Minimize the Cost of Failure
One of Facebook’s key principles is fast movement. They continually experiment, try out new features on the live site, and adapt their business and product to keep up with their competitors. This means they take more risk – usually in the form of frequent, small changes to the live site. Inevitably, one frequent small changes to the live site will have a bug. This is an accepted fact, in fact, no extraordinary effort is spent to ensure bugs never make it to the public site (long QA or UAT cycles do not exist at Facebook), as this would slow down development. Instead, extra effort is spent to minimize the cost of these mistakes. One mechanism used to achieve this is the Dark Launch.
A Dark Launch is a deployment process in which an app that has changed is brought up in a new cluster, parallel to the cluster supporting the current live version. The two parallel clusters sit behind an elastic load balancer. Once running, load is slowly slid over onto the new cluster.
If the new cluster performs as expected, it becomes the new live cluster. If problems occur, the load balancer simply shifts traffic back to the old version until the problem is solved. Having two (or more) versions of the code running in production at once apparently supports scalability and availability – Facebook considers software to be a Single Point of Failure. You can have as much parallel hardware as you like, but if everything is running the same software with the same bug, the entire system is a SPoF.
The essence of Facebook’s performance model is an enormous amount of random reads. Each Facebook page contains hundreds of pieces of data which must be read from various places in the Facebook data layer. To achieve this, they use clusters of memcached machines (with Flash Cache fast access modules) pulling data out of their databases (MySQL for non-transactional stuff and Cassandra for NoSQL needs). The data is modeled as a large graph of nodes. This graph is spread out over the vast storage network. As such, it is a challenge to partition.
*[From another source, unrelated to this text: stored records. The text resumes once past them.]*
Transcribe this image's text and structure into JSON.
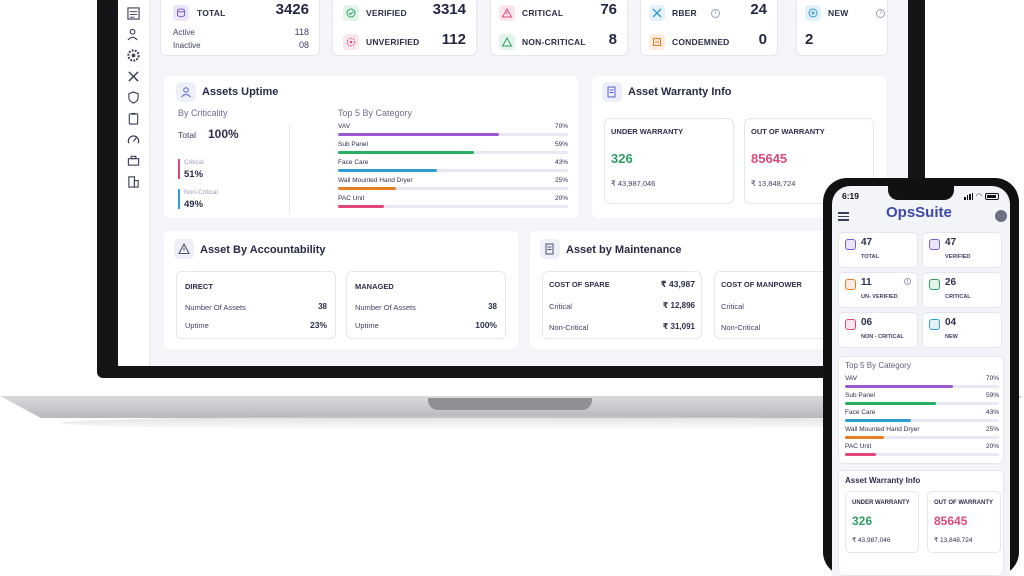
{
  "laptop": {
    "sidebar": {
      "icons": [
        "stacked-report-icon",
        "user-tools-icon",
        "gear-circle-icon",
        "wrench-cross-icon",
        "shield-icon",
        "clipboard-icon",
        "dashboard-gauge-icon",
        "toolbox-icon",
        "building-icon"
      ]
    },
    "stats": {
      "total": {
        "label": "TOTAL",
        "value": "3426",
        "active_label": "Active",
        "active_value": "118",
        "inactive_label": "Inactive",
        "inactive_value": "08"
      },
      "verified": {
        "label": "VERIFIED",
        "value": "3314"
      },
      "unverified": {
        "label": "UNVERIFIED",
        "value": "112"
      },
      "critical": {
        "label": "CRITICAL",
        "value": "76"
      },
      "non_critical": {
        "label": "NON-CRITICAL",
        "value": "8"
      },
      "rber": {
        "label": "RBER",
        "value": "24"
      },
      "condemned": {
        "label": "CONDEMNED",
        "value": "0"
      },
      "new": {
        "label": "NEW",
        "value": "2"
      }
    },
    "uptime": {
      "title": "Assets Uptime",
      "by_criticality": "By Criticality",
      "total_label": "Total",
      "total_value": "100%",
      "critical_label": "Critical",
      "critical_value": "51%",
      "noncritical_label": "Non-Critical",
      "noncritical_value": "49%",
      "top5_title": "Top 5 By Category",
      "categories": [
        {
          "name": "VAV",
          "pct": "70%",
          "fraction": 0.7,
          "color": "#9b59d0"
        },
        {
          "name": "Sub Panel",
          "pct": "59%",
          "fraction": 0.59,
          "color": "#27ae60"
        },
        {
          "name": "Face Care",
          "pct": "43%",
          "fraction": 0.43,
          "color": "#2e9fd6"
        },
        {
          "name": "Wall Mounted Hand Dryer",
          "pct": "25%",
          "fraction": 0.25,
          "color": "#e67e22"
        },
        {
          "name": "PAC Unit",
          "pct": "20%",
          "fraction": 0.2,
          "color": "#e0457b"
        }
      ]
    },
    "warranty": {
      "title": "Asset Warranty Info",
      "under_label": "UNDER WARRANTY",
      "under_value": "326",
      "under_amount": "₹ 43,987,046",
      "out_label": "OUT OF WARRANTY",
      "out_value": "85645",
      "out_amount": "₹ 13,848,724"
    },
    "accountability": {
      "title": "Asset By Accountability",
      "direct": {
        "label": "DIRECT",
        "assets_label": "Number Of Assets",
        "assets_value": "38",
        "uptime_label": "Uptime",
        "uptime_value": "23%"
      },
      "managed": {
        "label": "MANAGED",
        "assets_label": "Number Of Assets",
        "assets_value": "38",
        "uptime_label": "Uptime",
        "uptime_value": "100%"
      }
    },
    "maintenance": {
      "title": "Asset by Maintenance",
      "spare": {
        "label": "COST OF SPARE",
        "total": "₹ 43,987",
        "critical_label": "Critical",
        "critical_value": "₹ 12,896",
        "noncritical_label": "Non-Critical",
        "noncritical_value": "₹ 31,091"
      },
      "manpower": {
        "label": "COST OF MANPOWER",
        "critical_label": "Critical",
        "noncritical_label": "Non-Critical"
      }
    }
  },
  "phone": {
    "time": "6:19",
    "brand": "OpsSuite",
    "tiles": [
      {
        "value": "47",
        "label": "TOTAL"
      },
      {
        "value": "47",
        "label": "VERIFIED"
      },
      {
        "value": "11",
        "label": "UN- VERIFIED"
      },
      {
        "value": "26",
        "label": "CRITICAL"
      },
      {
        "value": "06",
        "label": "NON - CRITICAL"
      },
      {
        "value": "04",
        "label": "NEW"
      }
    ],
    "top5_title": "Top 5 By Category",
    "categories": [
      {
        "name": "VAV",
        "pct": "70%",
        "fraction": 0.7,
        "color": "#9b59d0"
      },
      {
        "name": "Sub Panel",
        "pct": "59%",
        "fraction": 0.59,
        "color": "#27ae60"
      },
      {
        "name": "Face Care",
        "pct": "43%",
        "fraction": 0.43,
        "color": "#2e9fd6"
      },
      {
        "name": "Wall Mounted Hand Dryer",
        "pct": "25%",
        "fraction": 0.25,
        "color": "#e67e22"
      },
      {
        "name": "PAC Unit",
        "pct": "20%",
        "fraction": 0.2,
        "color": "#e0457b"
      }
    ],
    "warranty": {
      "title": "Asset Warranty Info",
      "under_label": "UNDER WARRANTY",
      "under_value": "326",
      "under_amount": "₹ 43,987,046",
      "out_label": "OUT OF WARRANTY",
      "out_value": "85645",
      "out_amount": "₹ 13,848,724"
    }
  },
  "colors": {
    "green": "#2f9e63",
    "pink": "#d94a7a",
    "accent": "#5a62d6",
    "critical_bar": "#e0457b",
    "noncritical_bar": "#2e9fd6"
  }
}
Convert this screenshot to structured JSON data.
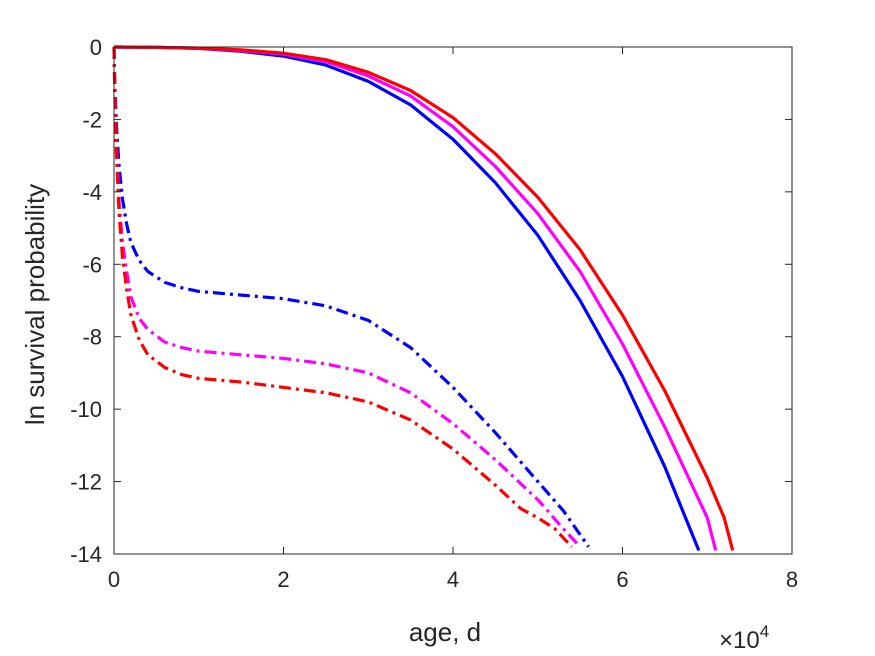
{
  "chart_data": {
    "type": "line",
    "title": "",
    "xlabel": "age, d",
    "ylabel": "ln survival probability",
    "x_multiplier_label": "×10",
    "x_multiplier_exponent": "4",
    "x_tick_scale": 10000,
    "xlim": [
      0,
      80000
    ],
    "ylim": [
      -14,
      0
    ],
    "x_ticks": [
      0,
      20000,
      40000,
      60000,
      80000
    ],
    "x_tick_labels": [
      "0",
      "2",
      "4",
      "6",
      "8"
    ],
    "y_ticks": [
      0,
      -2,
      -4,
      -6,
      -8,
      -10,
      -12,
      -14
    ],
    "y_tick_labels": [
      "0",
      "-2",
      "-4",
      "-6",
      "-8",
      "-10",
      "-12",
      "-14"
    ],
    "grid": false,
    "box": true,
    "series": [
      {
        "color": "#0000ff",
        "dash": "solid",
        "x": [
          0,
          5000,
          10000,
          15000,
          20000,
          25000,
          30000,
          35000,
          40000,
          45000,
          50000,
          55000,
          60000,
          65000,
          69000
        ],
        "y": [
          0,
          -0.01,
          -0.04,
          -0.12,
          -0.25,
          -0.5,
          -0.95,
          -1.6,
          -2.55,
          -3.75,
          -5.2,
          -7.0,
          -9.1,
          -11.6,
          -13.9
        ]
      },
      {
        "color": "#ff00ff",
        "dash": "solid",
        "x": [
          0,
          5000,
          10000,
          15000,
          20000,
          25000,
          30000,
          35000,
          40000,
          45000,
          50000,
          55000,
          60000,
          65000,
          70000,
          71000
        ],
        "y": [
          0,
          -0.01,
          -0.03,
          -0.1,
          -0.2,
          -0.4,
          -0.8,
          -1.35,
          -2.2,
          -3.3,
          -4.6,
          -6.2,
          -8.2,
          -10.5,
          -13.0,
          -13.9
        ]
      },
      {
        "color": "#ff0000",
        "dash": "solid",
        "x": [
          0,
          5000,
          10000,
          15000,
          20000,
          25000,
          30000,
          35000,
          40000,
          45000,
          50000,
          55000,
          60000,
          65000,
          70000,
          72000,
          73000
        ],
        "y": [
          0,
          -0.01,
          -0.03,
          -0.08,
          -0.17,
          -0.35,
          -0.7,
          -1.2,
          -1.95,
          -2.95,
          -4.15,
          -5.6,
          -7.4,
          -9.5,
          -11.9,
          -13.0,
          -13.9
        ]
      },
      {
        "color": "#0000ff",
        "dash": "dashdot",
        "x": [
          0,
          100,
          300,
          600,
          1000,
          1500,
          2000,
          3000,
          4000,
          6000,
          8000,
          10000,
          15000,
          20000,
          25000,
          30000,
          35000,
          40000,
          45000,
          50000,
          53000,
          56000
        ],
        "y": [
          0,
          -1.0,
          -2.2,
          -3.3,
          -4.2,
          -4.9,
          -5.4,
          -5.9,
          -6.2,
          -6.5,
          -6.65,
          -6.75,
          -6.85,
          -6.95,
          -7.15,
          -7.55,
          -8.3,
          -9.4,
          -10.65,
          -12.0,
          -12.8,
          -13.8
        ]
      },
      {
        "color": "#ff00ff",
        "dash": "dashdot",
        "x": [
          0,
          100,
          300,
          600,
          1000,
          1500,
          2000,
          3000,
          4000,
          6000,
          8000,
          10000,
          15000,
          20000,
          25000,
          30000,
          35000,
          40000,
          45000,
          50000,
          53000,
          55000
        ],
        "y": [
          0,
          -1.2,
          -2.8,
          -4.3,
          -5.4,
          -6.2,
          -6.9,
          -7.5,
          -7.8,
          -8.15,
          -8.3,
          -8.4,
          -8.5,
          -8.6,
          -8.75,
          -9.0,
          -9.55,
          -10.4,
          -11.4,
          -12.5,
          -13.3,
          -13.8
        ]
      },
      {
        "color": "#ff0000",
        "dash": "dashdot",
        "x": [
          0,
          100,
          300,
          600,
          1000,
          1500,
          2000,
          3000,
          4000,
          6000,
          8000,
          10000,
          15000,
          20000,
          25000,
          30000,
          35000,
          40000,
          45000,
          48000,
          50000,
          52000,
          54000
        ],
        "y": [
          0,
          -1.3,
          -3.0,
          -4.6,
          -5.8,
          -6.7,
          -7.4,
          -8.1,
          -8.5,
          -8.85,
          -9.05,
          -9.15,
          -9.25,
          -9.4,
          -9.55,
          -9.8,
          -10.3,
          -11.1,
          -12.1,
          -12.75,
          -13.0,
          -13.3,
          -13.8
        ]
      }
    ]
  }
}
One rule of thumb that Rob lives by while maintaining Facebook is “If something keeps you up at night, break it”. That is, if you feel a part of the system is fragile, break or overload it in a controlled way to determine both a) what the problem is and b) how to fix it. This removes any areas of uncertainty in the system, and contributes to confidence in operational processes.
A short video about Facebook’s release engineering process: https://www.facebook.com/video/video.php?v=778890205865&oid=9445547199&comments
StubHub – Scaling and Innovation at the World’s Largest Ticket Marketplace
Charlie Fineman – StubHub
Charlie runs the architecture group at SubHub.com, which is an extremely large online eCommerce site. This site, like others discussed at QCon, uses a horizontally scalable cluster of machines serving apps to customers, supported by a memcached data layer.
StubHub makes use of Solr as a searchable document store. It was chosen for it’s speed, expressive query language, and full text search ability, as well as having out-of-the-box geospatial searching and pluggable search facets. However, Solr does not perform as well as they’d like for things like frequent writes and replication. The flat document structure has also made storing graphs more difficult than desired. Also, searching based on computed ‘scoring’ mechanisms is difficult.
Debugging with a Request Dye
One debugging mechanism used by StubHub.com is to inject a unique ‘dye’ into every incoming request to the site. This dye is passed with the request through its entire trip through the system, and appended to the beginning of every log statement this request generates. Then, using Splunk, one can easily see everything that has happened due to a single request.
Rick Simmons – Rally Software
In this session, Rick gave an overview of how he and his associates at Rally ramp teams up on using Kanban in 48 hours. Basically, the process is tuned specifically for each organization in which it is to be deployed. The most important step is to understand how the team works before Kanban is introduced, then set up a system which fits well within that environment.